Homeschool and Socialization
BevK April 28th, 2007
CBN has posted an article that takes a look at homeschoolers and socialization from a Christian perspective. It has some interesting things to say including the results of testing homeschoolers and public schoolers with the Vineyard Adaptive Behavior Scale. I don’t know what that tests, but I’ll be looking into it.
Socialization: Homeschooling vs. the Schools
92 percent of superintendents believe that home learners are emotionally unstable, deprived of proper social development and too judgmental of the world around them, according to a California study by researcher Dr. Brian Ray .
Questions about inadequate socialization are often brought up as a means to disqualify homeschooling as a viable alternative form of education, but are the arguments valid?
That really is the question. From the article:
So how do these different settings affect children? Dr. Thomas Smedley believes that homeschoolers have superior socialization skills, and his research supports this claim. He conducted a study in which he administered the Vineyard Adaptive Behavior Scales test to identify mature and well-adapted behaviors in children. Home learners ranked in the 84th percentile, compared to publicly schooled students, who were drastically lower in the 23rd.

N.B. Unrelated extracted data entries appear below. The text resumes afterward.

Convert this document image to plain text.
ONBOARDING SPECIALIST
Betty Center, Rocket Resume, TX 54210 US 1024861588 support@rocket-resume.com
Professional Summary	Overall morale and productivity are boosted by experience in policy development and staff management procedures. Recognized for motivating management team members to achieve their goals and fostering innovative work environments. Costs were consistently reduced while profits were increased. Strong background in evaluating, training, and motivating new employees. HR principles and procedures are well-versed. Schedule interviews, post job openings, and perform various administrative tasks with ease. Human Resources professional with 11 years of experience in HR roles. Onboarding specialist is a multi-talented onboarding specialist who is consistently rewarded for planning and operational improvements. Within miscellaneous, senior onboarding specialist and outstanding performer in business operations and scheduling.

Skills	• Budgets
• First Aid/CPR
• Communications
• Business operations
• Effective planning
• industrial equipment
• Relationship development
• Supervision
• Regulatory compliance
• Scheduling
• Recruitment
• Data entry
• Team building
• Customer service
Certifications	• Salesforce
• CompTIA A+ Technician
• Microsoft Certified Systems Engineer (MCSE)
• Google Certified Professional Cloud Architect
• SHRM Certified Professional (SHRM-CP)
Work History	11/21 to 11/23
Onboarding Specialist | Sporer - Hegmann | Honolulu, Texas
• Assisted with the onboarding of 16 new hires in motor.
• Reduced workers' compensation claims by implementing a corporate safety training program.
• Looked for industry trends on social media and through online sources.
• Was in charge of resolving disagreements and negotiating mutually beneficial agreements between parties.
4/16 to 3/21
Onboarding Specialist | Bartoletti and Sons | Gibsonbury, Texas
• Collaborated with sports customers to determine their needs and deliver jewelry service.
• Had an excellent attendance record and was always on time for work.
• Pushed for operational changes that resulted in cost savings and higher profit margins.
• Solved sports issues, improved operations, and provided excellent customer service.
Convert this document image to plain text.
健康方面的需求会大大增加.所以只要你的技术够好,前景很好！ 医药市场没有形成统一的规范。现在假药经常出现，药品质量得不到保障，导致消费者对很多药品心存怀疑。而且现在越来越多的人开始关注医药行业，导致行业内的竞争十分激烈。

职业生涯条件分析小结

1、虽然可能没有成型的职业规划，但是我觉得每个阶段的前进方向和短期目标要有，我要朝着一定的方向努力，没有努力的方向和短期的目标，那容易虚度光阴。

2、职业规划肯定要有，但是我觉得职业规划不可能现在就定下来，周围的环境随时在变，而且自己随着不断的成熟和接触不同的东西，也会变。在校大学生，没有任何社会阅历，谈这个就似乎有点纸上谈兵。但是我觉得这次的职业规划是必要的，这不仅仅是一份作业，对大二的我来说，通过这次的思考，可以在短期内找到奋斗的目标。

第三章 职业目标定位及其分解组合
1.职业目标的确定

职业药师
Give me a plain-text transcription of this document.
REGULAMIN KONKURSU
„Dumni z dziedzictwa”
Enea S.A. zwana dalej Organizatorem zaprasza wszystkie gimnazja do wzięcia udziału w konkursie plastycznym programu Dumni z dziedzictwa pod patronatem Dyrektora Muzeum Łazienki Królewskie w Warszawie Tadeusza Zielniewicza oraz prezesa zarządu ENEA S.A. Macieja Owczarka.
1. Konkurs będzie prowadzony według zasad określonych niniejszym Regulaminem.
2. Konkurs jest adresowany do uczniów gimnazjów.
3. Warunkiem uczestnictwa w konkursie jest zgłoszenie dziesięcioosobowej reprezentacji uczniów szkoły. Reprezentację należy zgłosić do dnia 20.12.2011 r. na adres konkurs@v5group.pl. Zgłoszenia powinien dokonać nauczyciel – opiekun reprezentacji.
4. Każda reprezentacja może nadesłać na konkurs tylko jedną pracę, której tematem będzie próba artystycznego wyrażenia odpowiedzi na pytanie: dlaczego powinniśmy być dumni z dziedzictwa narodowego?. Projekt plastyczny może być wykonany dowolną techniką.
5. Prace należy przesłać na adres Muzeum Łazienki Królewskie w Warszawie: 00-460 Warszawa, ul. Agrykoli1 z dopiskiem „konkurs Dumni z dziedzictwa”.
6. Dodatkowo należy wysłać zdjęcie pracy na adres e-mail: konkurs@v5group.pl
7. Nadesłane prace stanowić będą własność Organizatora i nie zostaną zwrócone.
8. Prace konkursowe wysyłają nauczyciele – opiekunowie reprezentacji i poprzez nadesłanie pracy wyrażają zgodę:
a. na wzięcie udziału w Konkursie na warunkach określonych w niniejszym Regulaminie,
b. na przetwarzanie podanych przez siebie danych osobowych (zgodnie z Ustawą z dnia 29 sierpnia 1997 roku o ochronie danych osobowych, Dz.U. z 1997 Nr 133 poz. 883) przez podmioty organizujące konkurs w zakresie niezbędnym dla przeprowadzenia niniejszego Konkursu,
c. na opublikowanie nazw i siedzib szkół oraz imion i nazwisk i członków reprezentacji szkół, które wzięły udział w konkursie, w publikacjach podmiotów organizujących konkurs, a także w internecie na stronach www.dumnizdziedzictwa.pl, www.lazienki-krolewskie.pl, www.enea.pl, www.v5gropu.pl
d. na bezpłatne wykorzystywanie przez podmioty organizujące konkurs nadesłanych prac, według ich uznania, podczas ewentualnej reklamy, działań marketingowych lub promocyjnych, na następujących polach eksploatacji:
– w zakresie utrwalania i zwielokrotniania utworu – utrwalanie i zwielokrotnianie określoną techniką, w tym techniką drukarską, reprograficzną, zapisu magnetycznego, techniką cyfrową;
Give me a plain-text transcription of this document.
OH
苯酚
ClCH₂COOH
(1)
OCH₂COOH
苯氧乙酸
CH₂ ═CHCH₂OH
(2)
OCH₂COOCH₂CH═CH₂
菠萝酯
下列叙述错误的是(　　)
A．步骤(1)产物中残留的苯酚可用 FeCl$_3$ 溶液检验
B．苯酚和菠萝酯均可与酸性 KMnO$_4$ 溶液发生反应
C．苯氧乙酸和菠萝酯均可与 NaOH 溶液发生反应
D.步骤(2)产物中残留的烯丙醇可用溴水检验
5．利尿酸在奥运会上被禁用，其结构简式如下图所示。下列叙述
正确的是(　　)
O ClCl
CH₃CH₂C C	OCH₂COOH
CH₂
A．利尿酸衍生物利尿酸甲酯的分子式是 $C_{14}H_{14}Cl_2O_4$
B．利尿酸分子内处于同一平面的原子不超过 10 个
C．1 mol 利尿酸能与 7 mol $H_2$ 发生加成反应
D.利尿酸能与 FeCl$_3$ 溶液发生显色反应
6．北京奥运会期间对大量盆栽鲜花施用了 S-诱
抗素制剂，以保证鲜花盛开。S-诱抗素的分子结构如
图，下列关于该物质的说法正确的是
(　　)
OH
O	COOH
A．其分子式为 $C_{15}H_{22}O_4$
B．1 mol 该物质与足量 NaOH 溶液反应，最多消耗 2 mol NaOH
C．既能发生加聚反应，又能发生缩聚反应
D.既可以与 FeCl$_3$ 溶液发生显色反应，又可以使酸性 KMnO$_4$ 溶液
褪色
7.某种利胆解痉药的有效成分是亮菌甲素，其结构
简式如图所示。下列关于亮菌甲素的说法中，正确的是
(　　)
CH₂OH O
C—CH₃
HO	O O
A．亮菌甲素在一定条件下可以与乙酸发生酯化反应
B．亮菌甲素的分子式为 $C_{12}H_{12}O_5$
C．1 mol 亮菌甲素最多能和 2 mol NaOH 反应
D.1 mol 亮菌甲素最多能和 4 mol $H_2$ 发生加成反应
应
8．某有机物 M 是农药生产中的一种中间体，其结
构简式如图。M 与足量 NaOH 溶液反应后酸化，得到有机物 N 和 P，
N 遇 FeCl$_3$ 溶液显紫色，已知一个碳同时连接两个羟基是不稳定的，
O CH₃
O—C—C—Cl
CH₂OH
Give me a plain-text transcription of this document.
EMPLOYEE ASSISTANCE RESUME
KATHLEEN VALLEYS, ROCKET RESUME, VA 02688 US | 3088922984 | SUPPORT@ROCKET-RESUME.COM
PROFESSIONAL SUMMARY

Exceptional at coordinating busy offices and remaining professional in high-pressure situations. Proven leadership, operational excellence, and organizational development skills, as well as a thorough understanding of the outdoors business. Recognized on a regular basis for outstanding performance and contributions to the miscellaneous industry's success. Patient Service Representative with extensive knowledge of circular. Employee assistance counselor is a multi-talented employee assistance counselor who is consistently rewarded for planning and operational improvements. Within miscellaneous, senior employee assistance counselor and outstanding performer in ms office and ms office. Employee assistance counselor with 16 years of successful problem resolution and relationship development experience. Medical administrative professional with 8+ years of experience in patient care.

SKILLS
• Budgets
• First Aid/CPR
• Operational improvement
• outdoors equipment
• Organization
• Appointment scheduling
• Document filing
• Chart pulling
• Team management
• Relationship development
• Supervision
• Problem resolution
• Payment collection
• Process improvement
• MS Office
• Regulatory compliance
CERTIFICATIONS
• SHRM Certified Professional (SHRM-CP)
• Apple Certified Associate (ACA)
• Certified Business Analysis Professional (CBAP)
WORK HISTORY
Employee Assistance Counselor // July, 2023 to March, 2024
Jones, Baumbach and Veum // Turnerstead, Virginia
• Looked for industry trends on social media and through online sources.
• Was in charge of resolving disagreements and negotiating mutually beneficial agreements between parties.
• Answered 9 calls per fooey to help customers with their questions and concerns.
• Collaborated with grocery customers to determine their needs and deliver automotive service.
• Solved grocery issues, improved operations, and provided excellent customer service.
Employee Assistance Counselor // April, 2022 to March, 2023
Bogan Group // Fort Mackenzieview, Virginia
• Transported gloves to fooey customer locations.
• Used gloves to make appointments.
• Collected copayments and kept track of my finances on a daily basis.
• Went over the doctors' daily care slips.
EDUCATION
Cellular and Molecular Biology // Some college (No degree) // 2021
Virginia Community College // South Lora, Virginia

The article goes on to look at what makes homeschooling different and why homeschoolers would do so well on such a test.
Perhaps the most important statistic quoted in this article, where Christian parents are concerned, is the percentage of Christian youth disowning their faith.
Consistent with these figures, Christian producer and occult expert Caryl Matrisciana reports that 75 percent of public-schooled American youth brought up in Christian households disown their Christian faith by the first year of college. NHERI finds that this is only true for less than four percent of homeschooled youth.